Claro que a vizinha não apareceu, mas eu gostaria muito de saber o que se passa na cabeça de uma mãe ao receber esse comentário por aí. Ajudem-me:

A) Não tem mãe! Morreu!
B) Tem! Tem pai também!
C) Sabe o que tem? Tem tapa na sua cara.
D) Um … dois …. três … respira.
E) Todas as alternativas ao mesmo tempo.

Engraçado que nunca escutamos: “Nossa, essa criança não tem pai não?”. É uma frase que já está enraizada de alguma forma e que nós, pais ativos, estamos tentando mudar. Vai demorar um pouco para o mundo entender que o papel de educar, criar e passar valores para um filho não é só da mãe.
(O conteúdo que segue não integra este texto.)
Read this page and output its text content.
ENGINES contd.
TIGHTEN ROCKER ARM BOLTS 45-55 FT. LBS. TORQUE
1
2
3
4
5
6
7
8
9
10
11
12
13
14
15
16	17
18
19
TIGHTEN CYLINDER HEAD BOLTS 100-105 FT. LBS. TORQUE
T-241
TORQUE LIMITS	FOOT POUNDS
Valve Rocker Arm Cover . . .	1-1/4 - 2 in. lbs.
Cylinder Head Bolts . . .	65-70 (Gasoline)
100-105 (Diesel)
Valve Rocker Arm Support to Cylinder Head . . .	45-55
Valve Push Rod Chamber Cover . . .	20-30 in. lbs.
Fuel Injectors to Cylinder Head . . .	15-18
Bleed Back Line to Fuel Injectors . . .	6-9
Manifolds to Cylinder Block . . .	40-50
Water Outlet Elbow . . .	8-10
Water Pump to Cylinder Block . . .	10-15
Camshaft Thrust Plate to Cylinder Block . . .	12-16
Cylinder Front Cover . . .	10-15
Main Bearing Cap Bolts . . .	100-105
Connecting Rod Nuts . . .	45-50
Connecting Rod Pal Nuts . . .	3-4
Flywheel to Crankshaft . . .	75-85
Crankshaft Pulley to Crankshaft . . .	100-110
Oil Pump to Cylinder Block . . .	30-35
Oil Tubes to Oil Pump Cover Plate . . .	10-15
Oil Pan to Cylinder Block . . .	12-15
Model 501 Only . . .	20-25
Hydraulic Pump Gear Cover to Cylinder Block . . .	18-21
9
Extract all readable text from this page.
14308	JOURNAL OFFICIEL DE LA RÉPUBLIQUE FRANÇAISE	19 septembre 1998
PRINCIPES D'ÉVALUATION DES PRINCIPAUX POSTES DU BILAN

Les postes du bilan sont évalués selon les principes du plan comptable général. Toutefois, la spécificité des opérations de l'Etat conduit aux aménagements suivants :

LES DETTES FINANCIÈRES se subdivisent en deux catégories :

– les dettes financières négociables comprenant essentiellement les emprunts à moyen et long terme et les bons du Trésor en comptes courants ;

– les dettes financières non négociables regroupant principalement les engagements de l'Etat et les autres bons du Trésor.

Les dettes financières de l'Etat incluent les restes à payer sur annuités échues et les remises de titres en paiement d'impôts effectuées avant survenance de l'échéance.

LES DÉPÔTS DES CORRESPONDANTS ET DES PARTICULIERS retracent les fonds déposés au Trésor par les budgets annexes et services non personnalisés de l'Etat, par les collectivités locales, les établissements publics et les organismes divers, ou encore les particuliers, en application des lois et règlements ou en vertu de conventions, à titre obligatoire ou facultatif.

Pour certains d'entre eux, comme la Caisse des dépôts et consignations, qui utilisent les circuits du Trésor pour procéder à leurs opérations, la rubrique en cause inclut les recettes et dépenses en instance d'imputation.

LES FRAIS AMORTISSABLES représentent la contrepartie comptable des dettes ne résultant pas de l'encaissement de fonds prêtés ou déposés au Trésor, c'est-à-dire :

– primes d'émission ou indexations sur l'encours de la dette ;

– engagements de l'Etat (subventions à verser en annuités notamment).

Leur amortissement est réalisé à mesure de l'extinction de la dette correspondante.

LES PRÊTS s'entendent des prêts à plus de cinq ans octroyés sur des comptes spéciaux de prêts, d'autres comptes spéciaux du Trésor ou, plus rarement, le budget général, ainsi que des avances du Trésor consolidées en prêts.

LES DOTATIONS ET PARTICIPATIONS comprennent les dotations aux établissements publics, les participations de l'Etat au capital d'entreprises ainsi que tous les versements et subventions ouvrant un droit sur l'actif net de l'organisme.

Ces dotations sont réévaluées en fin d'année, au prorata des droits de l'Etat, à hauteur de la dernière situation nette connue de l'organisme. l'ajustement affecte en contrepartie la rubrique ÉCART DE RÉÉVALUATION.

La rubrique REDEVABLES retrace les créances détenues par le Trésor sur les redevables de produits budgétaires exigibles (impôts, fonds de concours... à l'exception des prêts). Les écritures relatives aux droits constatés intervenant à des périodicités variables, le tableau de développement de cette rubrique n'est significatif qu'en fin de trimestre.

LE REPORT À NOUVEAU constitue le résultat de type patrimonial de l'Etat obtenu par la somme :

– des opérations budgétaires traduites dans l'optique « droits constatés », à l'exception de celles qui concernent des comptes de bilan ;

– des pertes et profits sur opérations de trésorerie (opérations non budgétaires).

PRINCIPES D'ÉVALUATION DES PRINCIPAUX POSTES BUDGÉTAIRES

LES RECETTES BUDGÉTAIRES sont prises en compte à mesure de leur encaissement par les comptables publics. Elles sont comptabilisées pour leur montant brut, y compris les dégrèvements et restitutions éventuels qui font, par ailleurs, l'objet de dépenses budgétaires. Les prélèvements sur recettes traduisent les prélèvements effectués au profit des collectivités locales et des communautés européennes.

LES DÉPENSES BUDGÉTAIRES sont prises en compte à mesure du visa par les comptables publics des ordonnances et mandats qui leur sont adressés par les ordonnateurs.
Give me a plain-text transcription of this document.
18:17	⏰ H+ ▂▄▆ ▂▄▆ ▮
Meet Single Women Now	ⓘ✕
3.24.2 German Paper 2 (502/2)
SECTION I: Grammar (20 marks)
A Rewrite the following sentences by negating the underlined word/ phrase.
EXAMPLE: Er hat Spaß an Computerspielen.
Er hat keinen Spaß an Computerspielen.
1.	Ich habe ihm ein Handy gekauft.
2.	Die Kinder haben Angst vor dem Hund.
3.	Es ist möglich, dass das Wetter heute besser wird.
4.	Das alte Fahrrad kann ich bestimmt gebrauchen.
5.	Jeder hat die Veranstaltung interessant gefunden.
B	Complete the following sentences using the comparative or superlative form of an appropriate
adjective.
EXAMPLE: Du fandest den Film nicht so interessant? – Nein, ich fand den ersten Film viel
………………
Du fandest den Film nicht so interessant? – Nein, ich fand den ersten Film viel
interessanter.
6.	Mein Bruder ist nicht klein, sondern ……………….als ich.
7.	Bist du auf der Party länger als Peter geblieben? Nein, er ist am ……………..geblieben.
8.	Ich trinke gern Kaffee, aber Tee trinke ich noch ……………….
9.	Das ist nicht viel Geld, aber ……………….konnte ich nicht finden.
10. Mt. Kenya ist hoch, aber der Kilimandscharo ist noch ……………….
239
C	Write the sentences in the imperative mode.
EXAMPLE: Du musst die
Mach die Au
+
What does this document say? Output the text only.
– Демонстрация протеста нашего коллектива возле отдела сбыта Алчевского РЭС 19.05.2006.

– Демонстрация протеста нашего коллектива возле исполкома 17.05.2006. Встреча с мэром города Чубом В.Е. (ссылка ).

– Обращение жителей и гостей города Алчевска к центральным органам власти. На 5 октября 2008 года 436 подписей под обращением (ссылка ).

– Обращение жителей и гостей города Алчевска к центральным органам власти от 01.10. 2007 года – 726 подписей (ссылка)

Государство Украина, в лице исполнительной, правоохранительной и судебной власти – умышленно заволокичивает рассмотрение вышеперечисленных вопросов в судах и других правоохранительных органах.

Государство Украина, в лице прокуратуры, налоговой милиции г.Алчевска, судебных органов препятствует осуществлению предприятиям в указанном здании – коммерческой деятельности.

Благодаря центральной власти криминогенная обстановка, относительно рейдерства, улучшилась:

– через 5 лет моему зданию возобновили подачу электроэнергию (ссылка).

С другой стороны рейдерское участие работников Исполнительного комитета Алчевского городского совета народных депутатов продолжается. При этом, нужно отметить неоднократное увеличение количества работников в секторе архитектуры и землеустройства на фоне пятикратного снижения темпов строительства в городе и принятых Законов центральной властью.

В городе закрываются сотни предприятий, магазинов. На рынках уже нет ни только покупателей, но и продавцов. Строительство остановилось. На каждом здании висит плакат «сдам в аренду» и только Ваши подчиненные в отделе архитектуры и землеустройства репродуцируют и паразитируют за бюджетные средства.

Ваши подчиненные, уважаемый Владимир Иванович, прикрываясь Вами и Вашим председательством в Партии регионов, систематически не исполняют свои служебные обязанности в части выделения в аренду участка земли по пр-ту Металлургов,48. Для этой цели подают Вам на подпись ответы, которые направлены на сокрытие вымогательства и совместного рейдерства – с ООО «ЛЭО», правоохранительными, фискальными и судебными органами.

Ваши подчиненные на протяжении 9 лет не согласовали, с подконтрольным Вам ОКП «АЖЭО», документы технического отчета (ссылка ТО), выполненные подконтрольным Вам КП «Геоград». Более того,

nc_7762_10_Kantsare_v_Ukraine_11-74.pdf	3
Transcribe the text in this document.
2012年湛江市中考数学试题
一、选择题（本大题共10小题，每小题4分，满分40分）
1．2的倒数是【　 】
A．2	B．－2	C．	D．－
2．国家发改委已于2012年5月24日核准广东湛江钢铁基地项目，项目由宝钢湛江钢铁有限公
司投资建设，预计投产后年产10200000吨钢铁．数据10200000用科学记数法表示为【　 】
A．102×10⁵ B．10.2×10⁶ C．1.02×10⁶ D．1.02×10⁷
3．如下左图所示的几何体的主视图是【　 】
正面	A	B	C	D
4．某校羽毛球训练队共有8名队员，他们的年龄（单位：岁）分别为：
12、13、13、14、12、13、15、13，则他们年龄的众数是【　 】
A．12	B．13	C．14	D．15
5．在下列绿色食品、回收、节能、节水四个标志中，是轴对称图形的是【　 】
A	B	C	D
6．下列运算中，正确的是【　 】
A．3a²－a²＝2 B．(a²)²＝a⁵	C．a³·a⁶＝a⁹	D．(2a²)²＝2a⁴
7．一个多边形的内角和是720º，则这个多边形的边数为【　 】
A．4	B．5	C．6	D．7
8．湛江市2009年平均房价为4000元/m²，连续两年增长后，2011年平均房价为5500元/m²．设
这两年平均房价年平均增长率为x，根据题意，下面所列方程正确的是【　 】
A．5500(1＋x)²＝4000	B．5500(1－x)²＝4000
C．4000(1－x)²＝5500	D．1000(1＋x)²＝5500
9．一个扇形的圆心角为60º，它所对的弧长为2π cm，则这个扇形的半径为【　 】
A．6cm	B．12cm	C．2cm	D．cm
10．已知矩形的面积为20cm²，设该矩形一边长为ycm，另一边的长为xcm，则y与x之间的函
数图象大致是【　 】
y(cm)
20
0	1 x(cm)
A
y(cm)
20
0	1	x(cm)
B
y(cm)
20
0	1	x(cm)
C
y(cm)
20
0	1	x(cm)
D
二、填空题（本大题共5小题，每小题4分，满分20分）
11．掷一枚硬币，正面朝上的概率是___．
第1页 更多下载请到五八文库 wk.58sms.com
O pai é tão importante e responsável para o filho quanto a mãe, em tudo. Vale a reflexão sobre o tema, pelo menos para a gente começar a mudar um pouco esse olhar para a educação dos nossos filhos.

Depois de discutir esse tema com a minha sogra e a minha esposa, enquanto a Luísa passava por mais um pico energético, nem preciso falar como terminamos a noite. Minha esposa resmungava estirada no canto do sofá: “Essa menina não tem pai não?”. Eu respondia destruído no tapete: “Essa menina não tem vó não?”. Minha sogra cochilando abraçada com a cortina: “Essa criança não tem mãe não?”. E esse ciclo seguiu até a Luísa finalmente cansar e dormir. A verdade é que a criança tem tudo, só não tem dó da gente, com certeza.